Trigger-word matching only fires on genuine mentions, not substring collisions: bare trigger words (key, secret, password, passwd, credential, bearer, auth, apikey) are matched at a word boundary (contains_bounded_word), so auth does not fire inside authorized or authentication, nor key inside monkey/keyword. The three compound entries that already embed an underscore (api_key, access_key, private_key) are matched as a plain substring instead, since the underscore already disambiguates them and word-boundary matching would only weaken them (e.g. secret_access_key no longer needs the bare secret/key matches once access_key fires on its own).

A structured-identifier-shaped token sitting near a genuinely standalone trigger word (e.g. auth work saved at .../repo-audit.md, where auth is an actual topical mention rather than a substring collision) is an accepted false positive: no window-narrowing or exemption-widening scheme survives the adversarial regression corpus without also reopening a real bypass, because the caller (or an attacker) fully controls the prose between a trigger word and a payload: narrowing TRIGGER_WINDOW or reinstating the structured-identifier exemption near “bare” trigger mentions both fail the same known bypass strings that motivated closing them.

The caller-visible block message (SecretMatch’s Display impl) also carries actionable guidance (block_guidance) to split or reword the flagged token.

The word-boundary rule above treats underscore as a BOUNDARY for bare TRIGGER_WORDS (contains_bounded_word): deliberately different from has_standalone_token’s rule for the word token, which treats underscore as a continuation so tokenizer/next_token/token_count stay exempt.

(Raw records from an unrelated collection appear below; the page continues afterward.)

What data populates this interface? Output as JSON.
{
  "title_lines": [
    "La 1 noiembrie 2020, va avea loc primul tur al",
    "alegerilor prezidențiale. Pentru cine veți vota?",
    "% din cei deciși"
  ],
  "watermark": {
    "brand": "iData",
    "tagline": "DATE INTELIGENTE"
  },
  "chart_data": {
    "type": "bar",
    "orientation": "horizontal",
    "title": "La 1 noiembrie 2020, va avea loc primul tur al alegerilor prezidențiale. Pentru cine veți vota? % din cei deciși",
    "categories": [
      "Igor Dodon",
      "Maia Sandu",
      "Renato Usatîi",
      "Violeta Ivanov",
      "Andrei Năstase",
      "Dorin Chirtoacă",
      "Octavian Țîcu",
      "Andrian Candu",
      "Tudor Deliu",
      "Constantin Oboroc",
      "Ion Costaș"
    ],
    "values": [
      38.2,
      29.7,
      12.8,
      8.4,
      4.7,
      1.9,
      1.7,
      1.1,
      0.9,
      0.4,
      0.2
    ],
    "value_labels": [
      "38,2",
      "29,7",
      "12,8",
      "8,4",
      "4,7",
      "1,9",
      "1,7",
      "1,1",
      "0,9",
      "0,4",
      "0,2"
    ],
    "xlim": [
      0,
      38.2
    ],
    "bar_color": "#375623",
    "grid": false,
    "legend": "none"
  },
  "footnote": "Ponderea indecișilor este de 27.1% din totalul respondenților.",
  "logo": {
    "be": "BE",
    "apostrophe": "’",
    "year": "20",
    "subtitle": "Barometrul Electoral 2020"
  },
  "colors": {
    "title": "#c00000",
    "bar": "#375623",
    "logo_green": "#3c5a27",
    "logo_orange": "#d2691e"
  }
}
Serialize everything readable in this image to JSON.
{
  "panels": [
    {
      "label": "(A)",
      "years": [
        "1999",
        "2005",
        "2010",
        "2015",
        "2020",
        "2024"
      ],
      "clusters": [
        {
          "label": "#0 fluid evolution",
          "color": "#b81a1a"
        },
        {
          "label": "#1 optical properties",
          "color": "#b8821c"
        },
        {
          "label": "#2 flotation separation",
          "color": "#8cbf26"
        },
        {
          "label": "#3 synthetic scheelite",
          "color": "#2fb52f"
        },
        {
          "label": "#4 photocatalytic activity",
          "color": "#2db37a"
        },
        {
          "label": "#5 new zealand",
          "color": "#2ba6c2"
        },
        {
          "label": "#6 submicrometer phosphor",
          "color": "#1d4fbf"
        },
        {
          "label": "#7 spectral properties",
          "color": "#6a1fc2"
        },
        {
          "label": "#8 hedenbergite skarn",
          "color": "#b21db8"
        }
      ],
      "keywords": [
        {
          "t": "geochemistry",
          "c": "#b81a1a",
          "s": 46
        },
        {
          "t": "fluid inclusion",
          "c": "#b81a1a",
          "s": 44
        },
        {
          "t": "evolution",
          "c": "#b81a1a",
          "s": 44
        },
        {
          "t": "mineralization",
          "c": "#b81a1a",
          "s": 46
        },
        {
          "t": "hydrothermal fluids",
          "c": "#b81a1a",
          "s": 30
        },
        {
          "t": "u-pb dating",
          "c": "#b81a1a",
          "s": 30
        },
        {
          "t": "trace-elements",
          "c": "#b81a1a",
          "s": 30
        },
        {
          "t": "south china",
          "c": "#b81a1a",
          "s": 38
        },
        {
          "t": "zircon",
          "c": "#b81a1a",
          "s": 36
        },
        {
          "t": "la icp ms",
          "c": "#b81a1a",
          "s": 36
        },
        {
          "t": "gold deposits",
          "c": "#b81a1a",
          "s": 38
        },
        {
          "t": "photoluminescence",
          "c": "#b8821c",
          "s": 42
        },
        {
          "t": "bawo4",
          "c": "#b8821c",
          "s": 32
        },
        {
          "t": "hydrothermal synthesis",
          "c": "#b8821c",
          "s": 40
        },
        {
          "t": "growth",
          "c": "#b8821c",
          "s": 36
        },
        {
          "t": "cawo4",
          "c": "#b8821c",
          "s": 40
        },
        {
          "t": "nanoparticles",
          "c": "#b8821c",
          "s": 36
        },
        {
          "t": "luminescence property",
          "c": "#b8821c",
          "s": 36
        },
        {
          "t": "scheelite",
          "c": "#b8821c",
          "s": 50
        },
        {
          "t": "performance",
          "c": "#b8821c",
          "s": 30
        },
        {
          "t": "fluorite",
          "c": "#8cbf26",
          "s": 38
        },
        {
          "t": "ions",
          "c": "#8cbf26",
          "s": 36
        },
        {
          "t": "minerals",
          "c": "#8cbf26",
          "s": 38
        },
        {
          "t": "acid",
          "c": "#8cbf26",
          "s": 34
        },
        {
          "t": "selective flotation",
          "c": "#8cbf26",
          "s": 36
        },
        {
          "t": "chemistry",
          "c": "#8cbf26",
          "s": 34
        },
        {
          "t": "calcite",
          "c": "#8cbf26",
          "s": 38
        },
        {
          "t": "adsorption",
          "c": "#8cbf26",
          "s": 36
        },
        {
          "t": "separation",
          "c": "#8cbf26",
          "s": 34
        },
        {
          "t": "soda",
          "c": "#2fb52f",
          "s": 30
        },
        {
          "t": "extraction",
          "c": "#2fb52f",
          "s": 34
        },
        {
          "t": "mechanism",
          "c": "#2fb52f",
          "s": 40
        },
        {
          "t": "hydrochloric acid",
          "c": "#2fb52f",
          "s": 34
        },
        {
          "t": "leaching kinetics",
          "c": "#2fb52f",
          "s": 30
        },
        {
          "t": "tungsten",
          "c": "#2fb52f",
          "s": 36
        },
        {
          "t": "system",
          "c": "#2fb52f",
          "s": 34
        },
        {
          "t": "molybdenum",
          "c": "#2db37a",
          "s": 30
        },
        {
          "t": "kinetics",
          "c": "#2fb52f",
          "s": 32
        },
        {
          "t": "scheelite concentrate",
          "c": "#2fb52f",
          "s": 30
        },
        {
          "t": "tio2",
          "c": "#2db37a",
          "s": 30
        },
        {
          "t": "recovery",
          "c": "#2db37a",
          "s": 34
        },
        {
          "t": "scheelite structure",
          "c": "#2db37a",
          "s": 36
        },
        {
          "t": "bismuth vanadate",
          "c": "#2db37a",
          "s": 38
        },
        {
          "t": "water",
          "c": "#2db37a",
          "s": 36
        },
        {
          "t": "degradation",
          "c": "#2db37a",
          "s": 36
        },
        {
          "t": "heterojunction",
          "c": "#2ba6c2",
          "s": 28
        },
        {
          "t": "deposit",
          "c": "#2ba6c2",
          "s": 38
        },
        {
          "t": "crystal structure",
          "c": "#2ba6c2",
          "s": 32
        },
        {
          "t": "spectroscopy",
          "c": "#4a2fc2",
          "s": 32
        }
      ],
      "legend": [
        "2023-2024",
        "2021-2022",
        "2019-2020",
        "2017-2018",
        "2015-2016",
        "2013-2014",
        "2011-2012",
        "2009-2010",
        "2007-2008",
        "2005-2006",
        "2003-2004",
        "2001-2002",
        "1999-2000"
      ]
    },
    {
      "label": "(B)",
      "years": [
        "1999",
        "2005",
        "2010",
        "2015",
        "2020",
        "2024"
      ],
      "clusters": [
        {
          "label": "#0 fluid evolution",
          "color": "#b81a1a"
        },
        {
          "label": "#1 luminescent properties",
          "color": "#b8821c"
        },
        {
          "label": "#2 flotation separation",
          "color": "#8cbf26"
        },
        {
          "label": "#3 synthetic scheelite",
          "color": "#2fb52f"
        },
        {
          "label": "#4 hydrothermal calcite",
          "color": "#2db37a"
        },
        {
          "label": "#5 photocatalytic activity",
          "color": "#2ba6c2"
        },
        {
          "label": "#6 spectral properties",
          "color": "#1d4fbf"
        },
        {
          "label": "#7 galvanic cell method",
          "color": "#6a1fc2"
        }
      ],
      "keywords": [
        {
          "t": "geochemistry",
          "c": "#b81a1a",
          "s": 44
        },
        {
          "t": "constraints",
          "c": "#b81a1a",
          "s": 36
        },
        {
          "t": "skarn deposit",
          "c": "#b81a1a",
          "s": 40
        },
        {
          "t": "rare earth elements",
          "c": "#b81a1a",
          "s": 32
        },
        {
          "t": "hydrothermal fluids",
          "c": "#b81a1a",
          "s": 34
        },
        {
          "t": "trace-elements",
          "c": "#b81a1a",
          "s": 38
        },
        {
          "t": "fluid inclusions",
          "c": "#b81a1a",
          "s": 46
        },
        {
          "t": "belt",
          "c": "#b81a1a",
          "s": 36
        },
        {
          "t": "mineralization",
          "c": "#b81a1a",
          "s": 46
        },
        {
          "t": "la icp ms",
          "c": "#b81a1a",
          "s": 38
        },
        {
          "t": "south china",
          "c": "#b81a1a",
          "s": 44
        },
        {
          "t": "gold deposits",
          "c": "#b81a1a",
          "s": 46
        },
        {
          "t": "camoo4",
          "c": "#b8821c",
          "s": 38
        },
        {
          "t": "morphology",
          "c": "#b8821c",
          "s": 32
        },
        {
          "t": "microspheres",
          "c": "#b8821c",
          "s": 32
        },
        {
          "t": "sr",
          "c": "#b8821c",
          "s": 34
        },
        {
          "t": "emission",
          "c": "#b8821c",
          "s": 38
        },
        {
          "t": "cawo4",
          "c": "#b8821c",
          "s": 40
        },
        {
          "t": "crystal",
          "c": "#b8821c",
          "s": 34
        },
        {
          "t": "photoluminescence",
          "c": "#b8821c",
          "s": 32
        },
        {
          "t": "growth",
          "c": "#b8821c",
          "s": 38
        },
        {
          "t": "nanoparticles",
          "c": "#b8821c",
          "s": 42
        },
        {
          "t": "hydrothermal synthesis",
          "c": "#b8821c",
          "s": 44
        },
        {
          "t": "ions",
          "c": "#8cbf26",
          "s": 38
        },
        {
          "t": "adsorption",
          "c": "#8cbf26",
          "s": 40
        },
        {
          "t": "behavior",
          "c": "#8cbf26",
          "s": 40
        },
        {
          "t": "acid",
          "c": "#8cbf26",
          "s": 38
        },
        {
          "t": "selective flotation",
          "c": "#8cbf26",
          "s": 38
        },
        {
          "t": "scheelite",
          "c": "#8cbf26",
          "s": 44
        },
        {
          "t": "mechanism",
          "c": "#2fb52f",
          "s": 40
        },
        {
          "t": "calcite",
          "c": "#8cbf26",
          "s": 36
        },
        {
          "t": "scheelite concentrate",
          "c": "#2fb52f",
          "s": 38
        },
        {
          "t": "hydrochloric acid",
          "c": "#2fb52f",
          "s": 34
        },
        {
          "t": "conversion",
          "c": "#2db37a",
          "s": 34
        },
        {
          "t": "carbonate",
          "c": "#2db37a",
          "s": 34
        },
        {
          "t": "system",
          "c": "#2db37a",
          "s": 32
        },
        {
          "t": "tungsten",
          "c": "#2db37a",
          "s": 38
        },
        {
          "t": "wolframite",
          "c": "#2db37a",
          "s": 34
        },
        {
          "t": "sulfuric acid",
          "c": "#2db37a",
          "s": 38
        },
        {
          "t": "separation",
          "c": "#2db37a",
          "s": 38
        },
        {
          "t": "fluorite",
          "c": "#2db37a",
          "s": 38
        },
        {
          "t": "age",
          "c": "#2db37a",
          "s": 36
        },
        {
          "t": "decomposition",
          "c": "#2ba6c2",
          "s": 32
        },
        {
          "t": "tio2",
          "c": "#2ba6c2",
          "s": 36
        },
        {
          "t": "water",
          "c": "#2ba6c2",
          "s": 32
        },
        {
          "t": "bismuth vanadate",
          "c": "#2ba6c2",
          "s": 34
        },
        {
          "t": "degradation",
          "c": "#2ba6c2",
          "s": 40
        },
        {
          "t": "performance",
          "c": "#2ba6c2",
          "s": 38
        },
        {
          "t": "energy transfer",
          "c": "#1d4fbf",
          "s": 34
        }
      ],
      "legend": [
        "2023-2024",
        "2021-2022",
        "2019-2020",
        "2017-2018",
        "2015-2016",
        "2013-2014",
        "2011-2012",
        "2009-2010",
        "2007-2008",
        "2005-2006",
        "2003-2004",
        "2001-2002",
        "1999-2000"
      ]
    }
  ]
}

Treating underscore as a boundary for the bare set is what lets common underscore-joined credential-config compounds keep firing: SECRET_KEY=... (Django/Flask-style config), auth_token=..., session_secret_..., signing_key=... all match on the secret/key/ auth half even though none of them is in COMPOUND_TRIGGER_WORDS. This is implemented by parameterizing the boundary rule (contains_word’s underscore_is_word_char argument) rather than sharing one rule between the two callers.

A production-corpus replay harness (corpus_replay, #[ignore]d, run via KHIVE_REPLAY_DB=<path> cargo test ... -- --ignored --nocapture) measures the detector’s block rate against real note/entity content; see the harness’s own output for current numbers rather than a point-in-time count here, which would drift as the corpus changes.

Structs§

SecretMatch
Returned when a write would store credential-looking content.

Functions§

check
Hard-block content from being written.
check_json
Recursively scan a JSON value for credential-shaped strings.
check_tags
Scan a string-tagged slice (entity/note tags).
mask_secrets
Redact every detected secret span in text, replacing each with ***MASKED***.